O futuro da psicanálise
Ao mesmo tempo, obras como “Psicologia das Massas e Análise do Eu”, lembradas por ambos Isabel Unikowsky e Arthur Engel, se mostram extremamente atuais. “O texto ‘Mal-Estar na Cultura’ também é indispensável. Os dois são excelentes para entender o mal-estar em nossa atualidade, o crescente aumento da polarização na política e o fanatismo e idolatria por figuras colocadas como o Ideal do Eu da massa.

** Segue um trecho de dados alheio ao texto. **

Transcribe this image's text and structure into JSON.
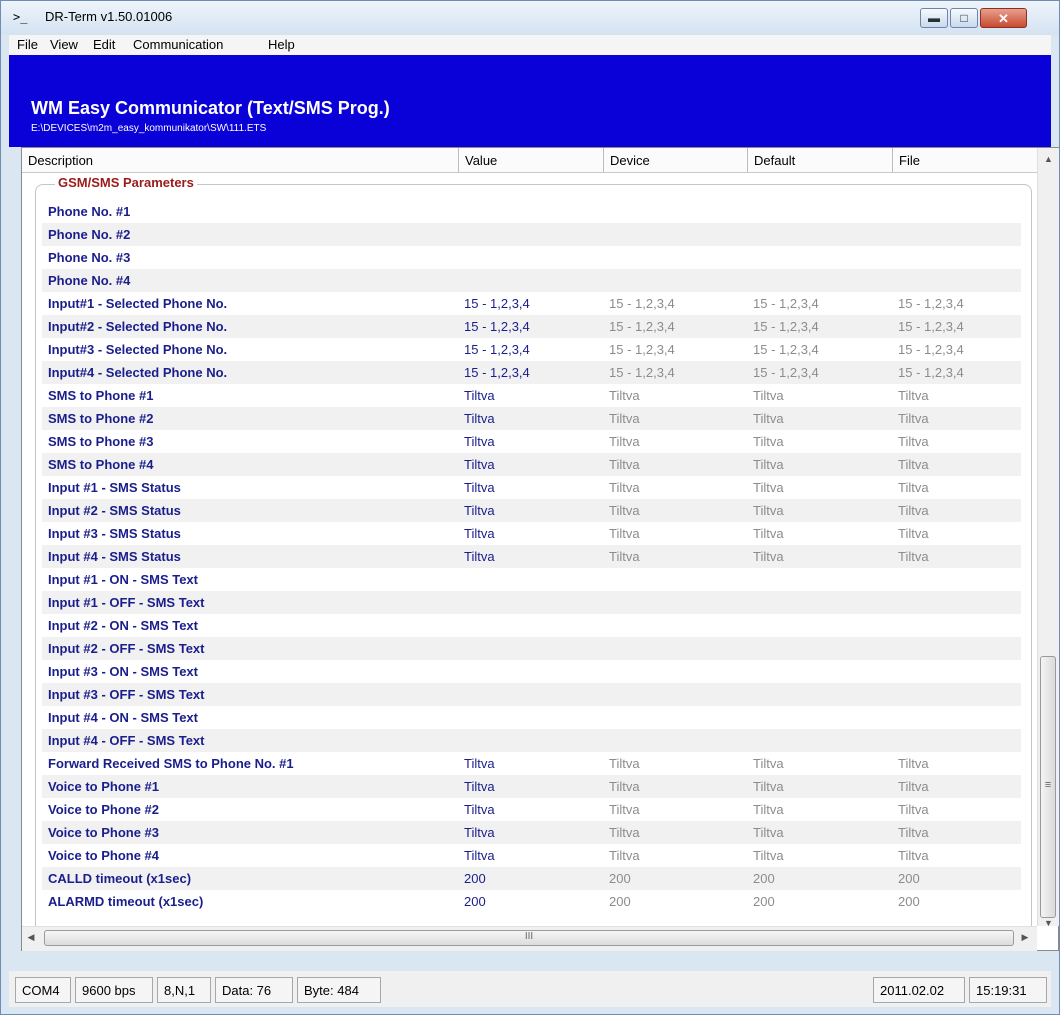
{
  "window": {
    "title": "DR-Term  v1.50.01006",
    "title_icon": "terminal-icon"
  },
  "menu": [
    "File",
    "View",
    "Edit",
    "Communication",
    "Help"
  ],
  "header": {
    "title": "WM Easy Communicator (Text/SMS Prog.)",
    "path": "E:\\DEVICES\\m2m_easy_kommunikator\\SW\\111.ETS",
    "bg_color": "#0a00d8"
  },
  "columns": {
    "description": "Description",
    "value": "Value",
    "device": "Device",
    "default": "Default",
    "file": "File"
  },
  "group_title": "GSM/SMS Parameters",
  "rows": [
    {
      "desc": "Phone No. #1",
      "value": "",
      "device": "",
      "default": "",
      "file": ""
    },
    {
      "desc": "Phone No. #2",
      "value": "",
      "device": "",
      "default": "",
      "file": ""
    },
    {
      "desc": "Phone No. #3",
      "value": "",
      "device": "",
      "default": "",
      "file": ""
    },
    {
      "desc": "Phone No. #4",
      "value": "",
      "device": "",
      "default": "",
      "file": ""
    },
    {
      "desc": "Input#1 - Selected Phone No.",
      "value": "15 - 1,2,3,4",
      "device": "15 - 1,2,3,4",
      "default": "15 - 1,2,3,4",
      "file": "15 - 1,2,3,4"
    },
    {
      "desc": "Input#2 - Selected Phone No.",
      "value": "15 - 1,2,3,4",
      "device": "15 - 1,2,3,4",
      "default": "15 - 1,2,3,4",
      "file": "15 - 1,2,3,4"
    },
    {
      "desc": "Input#3 - Selected Phone No.",
      "value": "15 - 1,2,3,4",
      "device": "15 - 1,2,3,4",
      "default": "15 - 1,2,3,4",
      "file": "15 - 1,2,3,4"
    },
    {
      "desc": "Input#4 - Selected Phone No.",
      "value": "15 - 1,2,3,4",
      "device": "15 - 1,2,3,4",
      "default": "15 - 1,2,3,4",
      "file": "15 - 1,2,3,4"
    },
    {
      "desc": "SMS to Phone #1",
      "value": "Tiltva",
      "device": "Tiltva",
      "default": "Tiltva",
      "file": "Tiltva"
    },
    {
      "desc": "SMS to Phone #2",
      "value": "Tiltva",
      "device": "Tiltva",
      "default": "Tiltva",
      "file": "Tiltva"
    },
    {
      "desc": "SMS to Phone #3",
      "value": "Tiltva",
      "device": "Tiltva",
      "default": "Tiltva",
      "file": "Tiltva"
    },
    {
      "desc": "SMS to Phone #4",
      "value": "Tiltva",
      "device": "Tiltva",
      "default": "Tiltva",
      "file": "Tiltva"
    },
    {
      "desc": "Input #1 - SMS Status",
      "value": "Tiltva",
      "device": "Tiltva",
      "default": "Tiltva",
      "file": "Tiltva"
    },
    {
      "desc": "Input #2 - SMS Status",
      "value": "Tiltva",
      "device": "Tiltva",
      "default": "Tiltva",
      "file": "Tiltva"
    },
    {
      "desc": "Input #3 - SMS Status",
      "value": "Tiltva",
      "device": "Tiltva",
      "default": "Tiltva",
      "file": "Tiltva"
    },
    {
      "desc": "Input #4 - SMS Status",
      "value": "Tiltva",
      "device": "Tiltva",
      "default": "Tiltva",
      "file": "Tiltva"
    },
    {
      "desc": "Input #1 - ON - SMS Text",
      "value": "",
      "device": "",
      "default": "",
      "file": ""
    },
    {
      "desc": "Input #1 - OFF - SMS Text",
      "value": "",
      "device": "",
      "default": "",
      "file": ""
    },
    {
      "desc": "Input #2 - ON - SMS Text",
      "value": "",
      "device": "",
      "default": "",
      "file": ""
    },
    {
      "desc": "Input #2 - OFF - SMS Text",
      "value": "",
      "device": "",
      "default": "",
      "file": ""
    },
    {
      "desc": "Input #3 - ON - SMS Text",
      "value": "",
      "device": "",
      "default": "",
      "file": ""
    },
    {
      "desc": "Input #3 - OFF - SMS Text",
      "value": "",
      "device": "",
      "default": "",
      "file": ""
    },
    {
      "desc": "Input #4 - ON - SMS Text",
      "value": "",
      "device": "",
      "default": "",
      "file": ""
    },
    {
      "desc": "Input #4 - OFF - SMS Text",
      "value": "",
      "device": "",
      "default": "",
      "file": ""
    },
    {
      "desc": "Forward Received SMS to Phone No. #1",
      "value": "Tiltva",
      "device": "Tiltva",
      "default": "Tiltva",
      "file": "Tiltva"
    },
    {
      "desc": "Voice to Phone #1",
      "value": "Tiltva",
      "device": "Tiltva",
      "default": "Tiltva",
      "file": "Tiltva"
    },
    {
      "desc": "Voice to Phone #2",
      "value": "Tiltva",
      "device": "Tiltva",
      "default": "Tiltva",
      "file": "Tiltva"
    },
    {
      "desc": "Voice to Phone #3",
      "value": "Tiltva",
      "device": "Tiltva",
      "default": "Tiltva",
      "file": "Tiltva"
    },
    {
      "desc": "Voice to Phone #4",
      "value": "Tiltva",
      "device": "Tiltva",
      "default": "Tiltva",
      "file": "Tiltva"
    },
    {
      "desc": "CALLD timeout (x1sec)",
      "value": "200",
      "device": "200",
      "default": "200",
      "file": "200"
    },
    {
      "desc": "ALARMD timeout (x1sec)",
      "value": "200",
      "device": "200",
      "default": "200",
      "file": "200"
    }
  ],
  "status": {
    "port": "COM4",
    "baud": "9600 bps",
    "format": "8,N,1",
    "data": "Data: 76",
    "bytes": "Byte: 484",
    "date": "2011.02.02",
    "time": "15:19:31"
  },
  "colors": {
    "desc_text": "#1a1e8c",
    "group_title": "#9b1a1a",
    "inactive_text": "#8c8c8c"
  }
}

Outro texto ótimo para ser lido é o ‘Considerações Contemporâneas sobre a Guerra e a Morte’, em que ele fala sobre a ambivalência de sentimentos, sobre o bem e o mal que existem dentro de cada sujeito”, afirma.
É claro que as obras de Freud não se distanciaram da psicanálise, porque são a base fundadora desse campo, mas é um espaço que não só pode como deve ser ocupado por autores contemporâneos, de acordo com Marcella Prado.
“Freud fez sua parte, seu trabalho ainda é – e seguirá sendo – relevante e atual na clínica e agora cabe aos psicanalistas e estudantes de psicanálise chegarem a novas teorias, acrescentarem ideias e pensamentos a partir dos conceitos que já temos tão fixados”.
Danilo Marmo concorda e diz que é exatamente isso o que se espera da psicanálise daqui para frente: que ela consiga evoluir sem perder sua originalidade e potência. “A psicanálise não é adaptativa e não deixa as pessoas mais bem sucedidas – na escola, no trabalho ou na família. A psicanálise abre espaço para a singularidade de cada um. Portanto, que ela siga sendo a difícil arte de verdadeiramente escutar o que cada um tem a dizer sobre si, seus desejos, e seu ser, ou como diria Lacan, seu des-ser”, conclui.